Edits::Levenshtein.distance "raked", "bakers"
# => 3
Edits::RestrictedEdit.distance "iota", "atom"
# => 3
Edits::DamerauLevenshtein.distance "acer", "earn"
# => 3
- Levenshtein edit distance, counting insertion, deletion and substitution.
- Restricted Damerau-Levenshtein edit distance (aka Optimal Alignment), counting insertion, deletion, substitution and transposition (adjacent symbols swapped). Restricted by the condition that no substring is edited more than once.
- Damerau-Levenshtein edit distance, counting insertion, deletion, substitution and transposition (adjacent symbols swapped).
Levenshtein | Restricted Damerau-Levenshtein | Damerau-Levenshtein | |
---|---|---|---|
"raked" vs. "bakers" | 3 | 3 | 3 |
"iota" vs. "atom" | 4 | 3 | 3 |
"acer" vs. "earn" | 4 | 4 | 3 |
Levenshtein and Restricted Edit distances also have a bounded version.
# Max distance
Edits::Levenshtein.distance_with_max "fghijk", "abcde", 3
# => 3
The convenience method most_similar
searches for the best match to a
given sequence from a collection. It is similar to using min_by
, but leverages
a maximum bound.
Edits::RestrictedEdit.most_similar "atom", ["iota", "tome", "mown", "tame"]
# => "tome"
Jaro & Jaro-Winkler
Calculate the Jaro and Jaro-Winkler similarity/distance of two sequences.

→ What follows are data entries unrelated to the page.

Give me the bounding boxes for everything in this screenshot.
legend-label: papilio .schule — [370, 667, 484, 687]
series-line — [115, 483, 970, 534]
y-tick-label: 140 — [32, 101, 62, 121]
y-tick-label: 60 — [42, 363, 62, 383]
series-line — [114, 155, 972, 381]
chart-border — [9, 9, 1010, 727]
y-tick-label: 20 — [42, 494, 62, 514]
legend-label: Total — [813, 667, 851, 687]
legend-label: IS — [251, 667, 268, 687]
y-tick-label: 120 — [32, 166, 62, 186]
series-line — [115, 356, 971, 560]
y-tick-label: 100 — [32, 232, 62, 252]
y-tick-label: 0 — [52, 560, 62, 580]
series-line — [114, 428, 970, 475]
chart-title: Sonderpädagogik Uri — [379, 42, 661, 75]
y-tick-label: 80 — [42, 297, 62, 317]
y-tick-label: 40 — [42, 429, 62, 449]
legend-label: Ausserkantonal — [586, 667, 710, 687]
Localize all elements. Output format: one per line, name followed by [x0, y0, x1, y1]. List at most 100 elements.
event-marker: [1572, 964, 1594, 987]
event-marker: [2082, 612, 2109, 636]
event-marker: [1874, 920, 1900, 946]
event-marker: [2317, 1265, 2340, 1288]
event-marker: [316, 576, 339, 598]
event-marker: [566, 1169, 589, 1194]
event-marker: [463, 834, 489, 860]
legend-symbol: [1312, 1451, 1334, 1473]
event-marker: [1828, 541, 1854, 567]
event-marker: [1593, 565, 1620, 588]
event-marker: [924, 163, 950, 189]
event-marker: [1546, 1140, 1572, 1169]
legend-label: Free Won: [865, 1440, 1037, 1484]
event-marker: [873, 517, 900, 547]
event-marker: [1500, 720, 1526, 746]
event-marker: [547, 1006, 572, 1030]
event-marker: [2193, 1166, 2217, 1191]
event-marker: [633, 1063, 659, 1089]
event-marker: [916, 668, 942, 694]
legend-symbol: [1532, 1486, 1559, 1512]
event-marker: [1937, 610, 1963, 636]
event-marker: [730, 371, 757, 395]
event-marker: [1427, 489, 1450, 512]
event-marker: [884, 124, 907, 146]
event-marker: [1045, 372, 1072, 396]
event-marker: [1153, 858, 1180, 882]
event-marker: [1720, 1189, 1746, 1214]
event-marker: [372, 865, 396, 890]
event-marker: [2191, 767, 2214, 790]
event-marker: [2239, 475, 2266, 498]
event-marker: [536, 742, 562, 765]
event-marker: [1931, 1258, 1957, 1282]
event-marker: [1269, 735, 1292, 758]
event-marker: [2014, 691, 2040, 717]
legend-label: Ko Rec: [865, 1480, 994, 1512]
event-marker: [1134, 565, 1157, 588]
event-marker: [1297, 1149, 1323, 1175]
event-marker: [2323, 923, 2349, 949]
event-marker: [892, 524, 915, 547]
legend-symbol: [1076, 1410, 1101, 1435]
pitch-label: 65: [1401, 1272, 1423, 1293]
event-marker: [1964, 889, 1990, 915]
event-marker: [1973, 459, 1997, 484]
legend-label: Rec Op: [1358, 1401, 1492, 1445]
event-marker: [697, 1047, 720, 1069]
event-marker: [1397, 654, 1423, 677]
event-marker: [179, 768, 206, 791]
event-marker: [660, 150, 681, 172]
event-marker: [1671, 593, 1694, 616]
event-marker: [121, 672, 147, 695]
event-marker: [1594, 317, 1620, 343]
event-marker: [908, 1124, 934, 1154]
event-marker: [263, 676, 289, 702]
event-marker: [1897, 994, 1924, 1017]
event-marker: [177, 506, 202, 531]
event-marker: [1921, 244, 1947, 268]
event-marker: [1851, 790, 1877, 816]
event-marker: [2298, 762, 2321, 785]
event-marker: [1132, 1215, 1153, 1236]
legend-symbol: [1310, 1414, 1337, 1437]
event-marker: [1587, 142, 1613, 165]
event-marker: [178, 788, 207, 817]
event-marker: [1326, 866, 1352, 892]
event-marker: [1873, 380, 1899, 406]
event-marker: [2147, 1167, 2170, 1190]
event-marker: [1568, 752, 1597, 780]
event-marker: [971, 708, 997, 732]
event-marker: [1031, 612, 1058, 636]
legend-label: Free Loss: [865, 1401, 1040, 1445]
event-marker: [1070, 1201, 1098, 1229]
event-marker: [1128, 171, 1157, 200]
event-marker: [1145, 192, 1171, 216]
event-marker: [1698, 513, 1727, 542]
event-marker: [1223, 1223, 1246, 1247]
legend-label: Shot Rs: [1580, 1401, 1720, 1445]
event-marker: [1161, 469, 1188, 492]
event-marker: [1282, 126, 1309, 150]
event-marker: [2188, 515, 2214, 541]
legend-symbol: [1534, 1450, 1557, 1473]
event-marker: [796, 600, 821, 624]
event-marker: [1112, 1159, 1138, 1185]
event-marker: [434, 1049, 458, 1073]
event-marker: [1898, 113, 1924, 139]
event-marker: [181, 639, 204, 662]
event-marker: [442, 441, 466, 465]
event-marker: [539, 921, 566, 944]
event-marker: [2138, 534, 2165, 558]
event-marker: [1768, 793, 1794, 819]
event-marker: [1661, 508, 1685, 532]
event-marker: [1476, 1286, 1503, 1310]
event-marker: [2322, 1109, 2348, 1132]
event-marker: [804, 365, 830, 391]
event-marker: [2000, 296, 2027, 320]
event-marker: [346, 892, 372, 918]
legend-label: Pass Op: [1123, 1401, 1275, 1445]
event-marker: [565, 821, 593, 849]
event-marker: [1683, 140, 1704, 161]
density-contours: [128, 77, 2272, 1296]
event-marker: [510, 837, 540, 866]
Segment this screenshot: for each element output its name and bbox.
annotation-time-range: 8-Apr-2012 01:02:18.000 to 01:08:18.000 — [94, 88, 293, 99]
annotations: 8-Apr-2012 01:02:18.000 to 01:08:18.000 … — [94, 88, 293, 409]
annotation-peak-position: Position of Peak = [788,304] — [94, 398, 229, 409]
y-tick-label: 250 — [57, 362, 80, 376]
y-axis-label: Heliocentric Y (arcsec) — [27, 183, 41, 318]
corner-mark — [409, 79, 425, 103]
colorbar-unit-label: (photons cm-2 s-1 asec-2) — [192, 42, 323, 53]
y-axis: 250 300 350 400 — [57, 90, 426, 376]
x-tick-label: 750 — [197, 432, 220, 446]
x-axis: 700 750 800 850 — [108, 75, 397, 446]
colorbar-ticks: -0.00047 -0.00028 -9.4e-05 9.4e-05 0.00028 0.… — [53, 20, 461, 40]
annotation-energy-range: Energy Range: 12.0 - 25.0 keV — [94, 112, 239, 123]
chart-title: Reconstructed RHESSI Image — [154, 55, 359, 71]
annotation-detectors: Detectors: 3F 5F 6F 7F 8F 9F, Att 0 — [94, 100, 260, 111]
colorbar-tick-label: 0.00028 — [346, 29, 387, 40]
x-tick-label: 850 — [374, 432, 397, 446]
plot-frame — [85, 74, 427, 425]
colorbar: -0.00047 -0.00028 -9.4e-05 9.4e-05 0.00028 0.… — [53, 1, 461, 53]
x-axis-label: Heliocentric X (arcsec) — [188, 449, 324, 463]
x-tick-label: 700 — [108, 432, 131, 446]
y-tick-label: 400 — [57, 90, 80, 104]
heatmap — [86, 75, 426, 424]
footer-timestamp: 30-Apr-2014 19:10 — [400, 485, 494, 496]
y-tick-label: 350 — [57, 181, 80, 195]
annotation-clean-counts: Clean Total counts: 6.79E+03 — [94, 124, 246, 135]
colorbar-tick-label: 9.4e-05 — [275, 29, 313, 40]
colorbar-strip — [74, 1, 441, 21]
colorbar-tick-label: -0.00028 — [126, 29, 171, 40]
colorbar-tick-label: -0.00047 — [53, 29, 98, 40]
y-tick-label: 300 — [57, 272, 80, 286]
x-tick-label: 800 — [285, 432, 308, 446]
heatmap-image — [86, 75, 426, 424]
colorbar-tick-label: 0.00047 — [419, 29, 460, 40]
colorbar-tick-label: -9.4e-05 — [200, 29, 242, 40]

Edits::Jaro.similarity "information", "informant"
# => 0.90235690235690236
Edits::Jaro.distance "information", "informant"
# => 0.097643097643097643
Edits::JaroWinkler.similarity "information", "informant"
# => 0.94141414141414137
Edits::JaroWinkler.distance "information", "informant"
# => 0.05858585858585863
Hamming
Calculate the hamming distance between two sequences.
Edits::Hamming.distance("explorer", "exploded")
# => 2
Development
After checking out the repo, run bin/setup
to install dependencies. Then, run rake spec
to run the tests. You can also run bin/console
for an interactive prompt that will allow you to experiment.
To install this gem onto your local machine, run bundle exec rake install
. To release a new version, update the version number in version.rb
, and then run bundle exec rake release
, which will create a git tag for the version, push git commits and tags, and push the .gem
file to rubygems.org.
Contributing
Bug reports and pull requests are welcome on GitHub at https://github.com/tcrouch/edits.
License
The gem is available as open source under the terms of the MIT License.